The fixed-rate mortgage in a low-inflation environment allows you to face the future securely when you buy a home. High inflation takes away that security, and that makes it harder to plan for the future.
Conclusion
A high-inflation economy creates distortions. Relative salaries get out of whack. Savings no longer flow to their most productive uses. Fixed-rate mortgages create windfall gains for people who bought homes before inflation took off, while crushing the dreams of would-be first-time home buyers.
These distortions produce real costs. They are not the sensationalized costs that the media wrongly portray. But the costs are serious, and they cause long-term economic damage.
Enjoy it, Arnold. Following a hint from your dear Tyler Cowen, I have found this note from the Fed/Cleveland
https://www.clevelandfed.org/our-research/indicators-and-data/median-cpi.aspx
The inflation is measured by the median CPI changes as explained in the note and indicates that it still is within the 2-3% boundary. Accordingly, standard CPI changes would have been indicating some large changes in relative prices via increased nominal prices, that is, greater noise than usual.
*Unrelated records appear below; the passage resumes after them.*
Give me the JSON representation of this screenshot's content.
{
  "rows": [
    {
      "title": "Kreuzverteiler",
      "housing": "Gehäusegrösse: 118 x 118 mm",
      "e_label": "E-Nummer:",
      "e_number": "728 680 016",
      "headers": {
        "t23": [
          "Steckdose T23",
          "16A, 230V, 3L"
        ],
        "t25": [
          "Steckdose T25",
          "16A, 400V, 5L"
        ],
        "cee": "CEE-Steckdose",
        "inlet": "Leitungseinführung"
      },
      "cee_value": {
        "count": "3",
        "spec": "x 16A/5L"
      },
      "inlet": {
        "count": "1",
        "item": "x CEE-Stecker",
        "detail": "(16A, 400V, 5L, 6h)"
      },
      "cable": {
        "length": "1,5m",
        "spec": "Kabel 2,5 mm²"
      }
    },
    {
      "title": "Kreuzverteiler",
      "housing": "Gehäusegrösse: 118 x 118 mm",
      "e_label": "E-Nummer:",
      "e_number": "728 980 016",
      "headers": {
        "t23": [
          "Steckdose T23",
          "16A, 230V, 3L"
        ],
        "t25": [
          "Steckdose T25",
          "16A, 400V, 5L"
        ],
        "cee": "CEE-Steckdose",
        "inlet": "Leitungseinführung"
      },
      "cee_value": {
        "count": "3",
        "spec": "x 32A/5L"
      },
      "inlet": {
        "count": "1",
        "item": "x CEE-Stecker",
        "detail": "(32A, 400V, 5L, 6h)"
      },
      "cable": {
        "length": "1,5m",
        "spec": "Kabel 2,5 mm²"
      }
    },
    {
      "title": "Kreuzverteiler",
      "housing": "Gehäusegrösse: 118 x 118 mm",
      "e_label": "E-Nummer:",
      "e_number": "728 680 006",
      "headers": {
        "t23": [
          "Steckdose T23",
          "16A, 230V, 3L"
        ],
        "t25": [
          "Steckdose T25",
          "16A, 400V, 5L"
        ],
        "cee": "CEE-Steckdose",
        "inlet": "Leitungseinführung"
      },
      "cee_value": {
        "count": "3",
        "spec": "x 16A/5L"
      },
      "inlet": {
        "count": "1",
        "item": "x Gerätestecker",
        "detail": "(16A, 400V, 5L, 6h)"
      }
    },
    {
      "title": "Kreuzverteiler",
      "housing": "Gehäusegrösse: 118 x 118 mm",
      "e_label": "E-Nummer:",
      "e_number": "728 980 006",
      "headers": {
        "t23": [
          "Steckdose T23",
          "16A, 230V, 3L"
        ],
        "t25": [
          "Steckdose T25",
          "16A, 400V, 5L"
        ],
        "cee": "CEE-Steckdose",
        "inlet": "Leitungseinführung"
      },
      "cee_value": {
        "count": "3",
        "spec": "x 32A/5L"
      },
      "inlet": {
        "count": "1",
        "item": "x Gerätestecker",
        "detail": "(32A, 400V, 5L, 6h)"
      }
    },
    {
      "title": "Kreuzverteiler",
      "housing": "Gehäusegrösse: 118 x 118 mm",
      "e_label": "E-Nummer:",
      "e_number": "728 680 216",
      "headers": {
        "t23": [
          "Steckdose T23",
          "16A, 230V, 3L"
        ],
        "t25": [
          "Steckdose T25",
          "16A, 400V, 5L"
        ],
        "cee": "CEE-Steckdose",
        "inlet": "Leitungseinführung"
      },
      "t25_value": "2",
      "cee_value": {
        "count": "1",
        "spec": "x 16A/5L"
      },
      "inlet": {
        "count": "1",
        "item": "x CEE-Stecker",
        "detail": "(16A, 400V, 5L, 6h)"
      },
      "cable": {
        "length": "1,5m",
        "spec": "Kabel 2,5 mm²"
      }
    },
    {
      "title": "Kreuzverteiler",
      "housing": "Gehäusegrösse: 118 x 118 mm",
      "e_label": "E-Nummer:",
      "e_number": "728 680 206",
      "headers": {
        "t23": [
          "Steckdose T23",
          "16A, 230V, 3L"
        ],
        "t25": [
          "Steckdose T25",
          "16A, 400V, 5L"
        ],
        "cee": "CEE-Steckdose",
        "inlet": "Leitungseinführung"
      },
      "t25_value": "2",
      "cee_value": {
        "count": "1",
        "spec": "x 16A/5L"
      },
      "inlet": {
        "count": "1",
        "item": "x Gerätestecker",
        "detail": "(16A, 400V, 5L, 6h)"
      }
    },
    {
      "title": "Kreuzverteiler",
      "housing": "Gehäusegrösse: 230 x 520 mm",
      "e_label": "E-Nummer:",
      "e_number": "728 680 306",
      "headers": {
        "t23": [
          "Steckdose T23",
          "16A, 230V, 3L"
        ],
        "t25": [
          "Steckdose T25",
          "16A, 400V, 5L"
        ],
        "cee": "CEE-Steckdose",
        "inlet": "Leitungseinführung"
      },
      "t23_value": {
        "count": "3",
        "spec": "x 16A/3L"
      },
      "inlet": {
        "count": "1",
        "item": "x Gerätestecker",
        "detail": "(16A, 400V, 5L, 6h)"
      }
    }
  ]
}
Arnold, I have just read this
https://www.zerohedge.com/markets/answering-64-trillion-question-new-grand-unified-theory-inflation
and I think you should discuss it. It's a good attempt to go through alternative ideas advanced to explain the new concern about inflation (the final paragraph quotes Alan H. Guth who has pioneered the theory of cosmic inflation to make clear how difficult is to be persuasive about any particular theory of economic inflation).